Joy comes when, at 64, you see a picture of your son interviewing the Secretary of State…THE Secretary of State in a one-on-one interview. There is so much pride in your heart because you remember that all of his life growing up, he said,

“I want to be a journalist.” Joy produces that pride and thankfulness.

It is always in the ordinary things…in the unrehearsed first day of work, when your new employer says, “You were a good hire.”

It happens when you stand in front of your new house, still under construction, and your wife begins to cry…because it’s your first home…and she already sees Thanksgiving in the dining room ten years into the future.

Real joy hunts you down, like a safari, taking aim at the moment you least expect… like the time your parents told you,

“We’re so proud of you!” for a decision you made, a sacrifice you gave, or an achievement you always wanted.

Joy is never going to come by working those extra four hours when you could have been at your child’s school play or playing a round of golf when you should have been fulfilling a promise to paint the deck or clean the garage.

Joy acts as the satisfaction that you did the right thing.

Joy isn’t bought with dollars…it arrives in the delivery room, shows up as they walk across the stage at commencement, and streams down your face when they make partner in their law firm.

Real joy is a harlequin…it masquerades as one thing while really being the other.
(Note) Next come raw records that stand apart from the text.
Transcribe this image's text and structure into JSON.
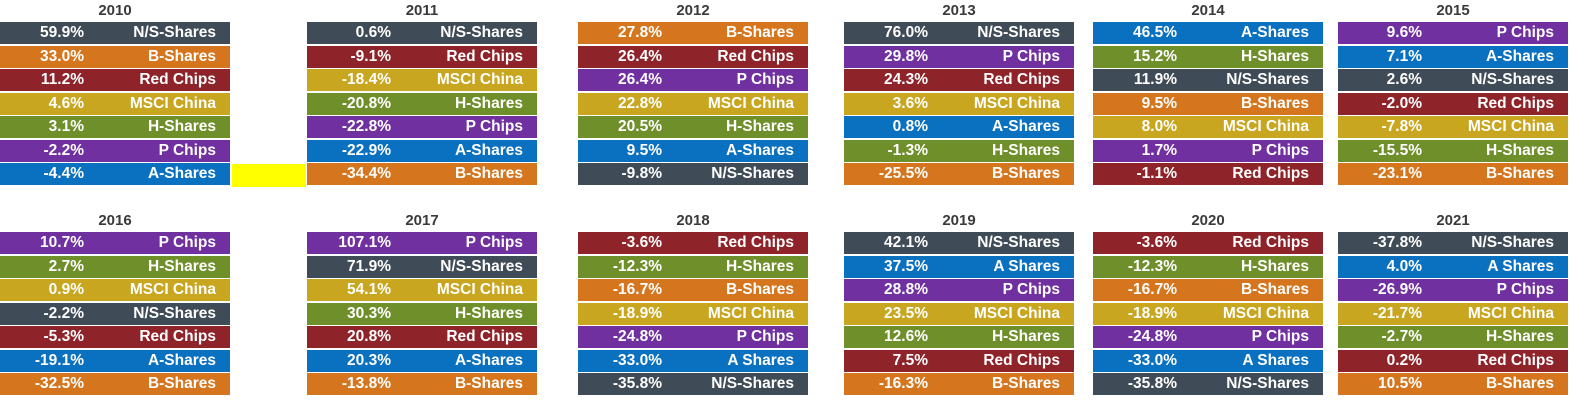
{
  "colors": {
    "N/S-Shares": "#3f4c57",
    "B-Shares": "#d5761e",
    "Red Chips": "#8e232a",
    "MSCI China": "#c9a61f",
    "H-Shares": "#6f8f2b",
    "P Chips": "#7030a0",
    "A-Shares": "#0a70c0",
    "A Shares": "#0a70c0"
  },
  "chart_data": {
    "type": "table",
    "panels": [
      {
        "year": "2010",
        "rows": [
          {
            "value": "59.9%",
            "label": "N/S-Shares"
          },
          {
            "value": "33.0%",
            "label": "B-Shares"
          },
          {
            "value": "11.2%",
            "label": "Red Chips"
          },
          {
            "value": "4.6%",
            "label": "MSCI China"
          },
          {
            "value": "3.1%",
            "label": "H-Shares"
          },
          {
            "value": "-2.2%",
            "label": "P Chips"
          },
          {
            "value": "-4.4%",
            "label": "A-Shares"
          }
        ]
      },
      {
        "year": "2011",
        "rows": [
          {
            "value": "0.6%",
            "label": "N/S-Shares"
          },
          {
            "value": "-9.1%",
            "label": "Red Chips"
          },
          {
            "value": "-18.4%",
            "label": "MSCI China"
          },
          {
            "value": "-20.8%",
            "label": "H-Shares"
          },
          {
            "value": "-22.8%",
            "label": "P Chips"
          },
          {
            "value": "-22.9%",
            "label": "A-Shares"
          },
          {
            "value": "-34.4%",
            "label": "B-Shares"
          }
        ]
      },
      {
        "year": "2012",
        "rows": [
          {
            "value": "27.8%",
            "label": "B-Shares"
          },
          {
            "value": "26.4%",
            "label": "Red Chips"
          },
          {
            "value": "26.4%",
            "label": "P Chips"
          },
          {
            "value": "22.8%",
            "label": "MSCI China"
          },
          {
            "value": "20.5%",
            "label": "H-Shares"
          },
          {
            "value": "9.5%",
            "label": "A-Shares"
          },
          {
            "value": "-9.8%",
            "label": "N/S-Shares"
          }
        ]
      },
      {
        "year": "2013",
        "rows": [
          {
            "value": "76.0%",
            "label": "N/S-Shares"
          },
          {
            "value": "29.8%",
            "label": "P Chips"
          },
          {
            "value": "24.3%",
            "label": "Red Chips"
          },
          {
            "value": "3.6%",
            "label": "MSCI China"
          },
          {
            "value": "0.8%",
            "label": "A-Shares"
          },
          {
            "value": "-1.3%",
            "label": "H-Shares"
          },
          {
            "value": "-25.5%",
            "label": "B-Shares"
          }
        ]
      },
      {
        "year": "2014",
        "rows": [
          {
            "value": "46.5%",
            "label": "A-Shares"
          },
          {
            "value": "15.2%",
            "label": "H-Shares"
          },
          {
            "value": "11.9%",
            "label": "N/S-Shares"
          },
          {
            "value": "9.5%",
            "label": "B-Shares"
          },
          {
            "value": "8.0%",
            "label": "MSCI China"
          },
          {
            "value": "1.7%",
            "label": "P Chips"
          },
          {
            "value": "-1.1%",
            "label": "Red Chips"
          }
        ]
      },
      {
        "year": "2015",
        "rows": [
          {
            "value": "9.6%",
            "label": "P Chips"
          },
          {
            "value": "7.1%",
            "label": "A-Shares"
          },
          {
            "value": "2.6%",
            "label": "N/S-Shares"
          },
          {
            "value": "-2.0%",
            "label": "Red Chips"
          },
          {
            "value": "-7.8%",
            "label": "MSCI China"
          },
          {
            "value": "-15.5%",
            "label": "H-Shares"
          },
          {
            "value": "-23.1%",
            "label": "B-Shares"
          }
        ]
      },
      {
        "year": "2016",
        "rows": [
          {
            "value": "10.7%",
            "label": "P Chips"
          },
          {
            "value": "2.7%",
            "label": "H-Shares"
          },
          {
            "value": "0.9%",
            "label": "MSCI China"
          },
          {
            "value": "-2.2%",
            "label": "N/S-Shares"
          },
          {
            "value": "-5.3%",
            "label": "Red Chips"
          },
          {
            "value": "-19.1%",
            "label": "A-Shares"
          },
          {
            "value": "-32.5%",
            "label": "B-Shares"
          }
        ]
      },
      {
        "year": "2017",
        "rows": [
          {
            "value": "107.1%",
            "label": "P Chips"
          },
          {
            "value": "71.9%",
            "label": "N/S-Shares"
          },
          {
            "value": "54.1%",
            "label": "MSCI China"
          },
          {
            "value": "30.3%",
            "label": "H-Shares"
          },
          {
            "value": "20.8%",
            "label": "Red Chips"
          },
          {
            "value": "20.3%",
            "label": "A-Shares"
          },
          {
            "value": "-13.8%",
            "label": "B-Shares"
          }
        ]
      },
      {
        "year": "2018",
        "rows": [
          {
            "value": "-3.6%",
            "label": "Red Chips"
          },
          {
            "value": "-12.3%",
            "label": "H-Shares"
          },
          {
            "value": "-16.7%",
            "label": "B-Shares"
          },
          {
            "value": "-18.9%",
            "label": "MSCI China"
          },
          {
            "value": "-24.8%",
            "label": "P Chips"
          },
          {
            "value": "-33.0%",
            "label": "A Shares"
          },
          {
            "value": "-35.8%",
            "label": "N/S-Shares"
          }
        ]
      },
      {
        "year": "2019",
        "rows": [
          {
            "value": "42.1%",
            "label": "N/S-Shares"
          },
          {
            "value": "37.5%",
            "label": "A Shares"
          },
          {
            "value": "28.8%",
            "label": "P Chips"
          },
          {
            "value": "23.5%",
            "label": "MSCI China"
          },
          {
            "value": "12.6%",
            "label": "H-Shares"
          },
          {
            "value": "7.5%",
            "label": "Red Chips"
          },
          {
            "value": "-16.3%",
            "label": "B-Shares"
          }
        ]
      },
      {
        "year": "2020",
        "rows": [
          {
            "value": "-3.6%",
            "label": "Red Chips"
          },
          {
            "value": "-12.3%",
            "label": "H-Shares"
          },
          {
            "value": "-16.7%",
            "label": "B-Shares"
          },
          {
            "value": "-18.9%",
            "label": "MSCI China"
          },
          {
            "value": "-24.8%",
            "label": "P Chips"
          },
          {
            "value": "-33.0%",
            "label": "A Shares"
          },
          {
            "value": "-35.8%",
            "label": "N/S-Shares"
          }
        ]
      },
      {
        "year": "2021",
        "rows": [
          {
            "value": "-37.8%",
            "label": "N/S-Shares"
          },
          {
            "value": "4.0%",
            "label": "A Shares"
          },
          {
            "value": "-26.9%",
            "label": "P Chips"
          },
          {
            "value": "-21.7%",
            "label": "MSCI China"
          },
          {
            "value": "-2.7%",
            "label": "H-Shares"
          },
          {
            "value": "0.2%",
            "label": "Red Chips"
          },
          {
            "value": "10.5%",
            "label": "B-Shares"
          }
        ]
      }
    ]
  }
}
It wears tears when it is actually happy. Joy falls like the rain, coming down one second in sheets and the next, showing up after a long drought. Real joy refreshes the heart with the promise…” you won’t be left in a dry and weary land.”

And the rainbow appears.

You cannot go looking for that kind of joy. You don’t choose IT

IT chooses you, and it chooses WHEN.

Joy is the relief you feel when justice comes.

When the unknown wrongs have been made right. Joy opens the prison door for you…it is the sun that shines on your face as you walk out free. It is the change of clothes from your prison garb.

You remember that day…don’t you?

Those brief bursts of joy couldn’t happen all the time. They would, as Brown says, “be unbearable.”

Instead, joy comes sporadically, in doses…like good medicine. And in order to be completely healed from the terminal illness of dreary lifelessness…we must happily take our medicine when it is given…

-or suffer the effects of an existence, deceived into thinking that entertainment was all there was, and miss living altogether.